No, Dorothy wasn’t in the least surprised to see her Auntie Ethel sitting there, with the inevitable hat skewered to her greying hair. But she was surprised to see her cousin Beryl sitting dead centre of the big chintz-covered chesterfield, the red blazer and skirt of the private school at the bottom of West Road doing less than nothing for her sallow complexion.
‘Seems like you’re both playing truant this morning,’ Ethel said, munching on a Marie biscuit. ‘Beryl’s got a bad period, haven’t you, love? What she goes through every month is nobody’s business, though it was just the same with me at her age. Do you rememer, Phyllis? Worse than labour pains my cramps were.’
Dorothy saw her mother flinch, and accepting a cup of coffee gratefully, wondered, not for the first time, how two sisters could have had the same mother and father, been brought up in the same house, and yet turn out so entirely different? Periods at Appleroyd were things to be endured, never spoken of, a feminine nuisance, along with childbirth, and what her mother called that side of marriage.
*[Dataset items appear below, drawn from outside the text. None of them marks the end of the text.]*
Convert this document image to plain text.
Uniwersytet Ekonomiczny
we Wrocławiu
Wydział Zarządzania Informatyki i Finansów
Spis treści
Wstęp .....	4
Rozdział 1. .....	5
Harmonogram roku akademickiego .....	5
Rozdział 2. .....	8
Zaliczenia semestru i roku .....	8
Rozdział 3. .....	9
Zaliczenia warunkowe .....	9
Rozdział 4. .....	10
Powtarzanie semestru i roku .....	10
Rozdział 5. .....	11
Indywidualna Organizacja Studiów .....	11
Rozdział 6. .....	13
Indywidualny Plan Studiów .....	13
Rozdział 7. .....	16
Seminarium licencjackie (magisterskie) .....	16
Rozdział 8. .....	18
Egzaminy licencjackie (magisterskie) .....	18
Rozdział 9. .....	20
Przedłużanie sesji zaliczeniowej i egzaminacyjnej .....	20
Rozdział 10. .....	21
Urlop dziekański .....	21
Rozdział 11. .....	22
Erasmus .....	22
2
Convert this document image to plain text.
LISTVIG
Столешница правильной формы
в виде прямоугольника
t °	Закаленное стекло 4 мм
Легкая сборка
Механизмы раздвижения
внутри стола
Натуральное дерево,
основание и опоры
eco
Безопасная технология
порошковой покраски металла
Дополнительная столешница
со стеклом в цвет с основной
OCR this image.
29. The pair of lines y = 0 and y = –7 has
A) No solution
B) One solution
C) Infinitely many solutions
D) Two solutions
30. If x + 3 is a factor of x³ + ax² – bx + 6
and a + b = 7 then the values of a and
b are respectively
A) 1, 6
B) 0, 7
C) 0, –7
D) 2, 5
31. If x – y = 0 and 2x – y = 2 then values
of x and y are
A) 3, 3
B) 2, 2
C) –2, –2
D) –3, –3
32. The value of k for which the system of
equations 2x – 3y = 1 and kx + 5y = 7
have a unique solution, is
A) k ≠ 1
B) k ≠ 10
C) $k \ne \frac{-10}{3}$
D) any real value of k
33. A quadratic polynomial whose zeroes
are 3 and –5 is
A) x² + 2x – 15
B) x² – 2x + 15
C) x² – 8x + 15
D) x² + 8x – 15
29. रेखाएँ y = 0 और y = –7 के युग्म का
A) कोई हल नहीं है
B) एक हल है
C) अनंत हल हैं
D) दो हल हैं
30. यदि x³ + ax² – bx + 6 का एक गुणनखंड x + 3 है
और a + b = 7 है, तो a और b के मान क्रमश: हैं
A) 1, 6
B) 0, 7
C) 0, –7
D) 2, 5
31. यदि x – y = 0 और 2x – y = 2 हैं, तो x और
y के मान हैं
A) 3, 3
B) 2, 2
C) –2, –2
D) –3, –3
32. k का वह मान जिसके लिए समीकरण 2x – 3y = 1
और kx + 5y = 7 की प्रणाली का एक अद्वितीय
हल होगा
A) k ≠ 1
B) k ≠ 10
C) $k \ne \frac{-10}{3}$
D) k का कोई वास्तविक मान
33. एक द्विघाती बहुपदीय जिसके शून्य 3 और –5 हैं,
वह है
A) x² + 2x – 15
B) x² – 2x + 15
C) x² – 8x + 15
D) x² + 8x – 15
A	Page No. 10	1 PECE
‘I well remember the agonies I went through on the day I was confirmed,’ Auntie Ethel was saying. ‘Mother had had our w
hite dresses made at Madge Gardener’s little place round the back of the Emporium, do you remember? Nice little woman who skenned like a basket of whelks, never knew which eye to talk to. Anyway, what was I saying? Oh yes. There I was in that white dress, sure that when I walked up the aisle there’d be a patch . . .’
Phyllis could take no more. She actually put up a hand as if to stop the traffic, and turned to Dorothy. ‘That sounded like Gerald’s car turning round in the drive, dear? What happened to Philips? I wanted him to get the blind down from the attic for the front door. We don’t want the new paint coming up in blisters.’
Dorothy sat down next to Beryl and smiled at her. ‘The car broke down,’ she explained, ‘and Father sent Philips to the garage to see if they could send someone out to it straight away. We weren’t far from the mill, so we walked, then Gerald offered to bring me home.’
‘Lovely manners,’ Ethel said, reaching for another biscuit. ‘A public school gives a boy something you can’t get anywhere else. Raymond says it’s because they train them to be leaders. Do you know that, even though he’s been staying with us all this time, he still stands up when I go out of the room? And he won’t touch a thing on his plate till I’ve picked my spoon up – or my fork. Lovely.’
Then, as if suddenly remembering what she’d come for, she turned to Dorothy. ‘I hope it wasn’t too harrowing for you this morning, love, going down Inkerman Street. Your mother told me how you felt you had to go, and I will say this for you, Dorothy, you’ve always stuck by your friends, no matter what they’ve done.’
Dorothy bowed her head. Oh, God, it was awful. They were all sitting there like vultures, waiting to pounce. Waiting for her to tell them something that the papers hadn’t managed to get hold of. Even her mother, sitting there with her knees pressed close together, hoping she wouldn’t say too much, but fascinated just the same. And Auntie Ethel with her round eyes starting from her head like chapel hat pegs, as Grandpa Bolton would have said . . . Why did he keep coming into her mind. Why?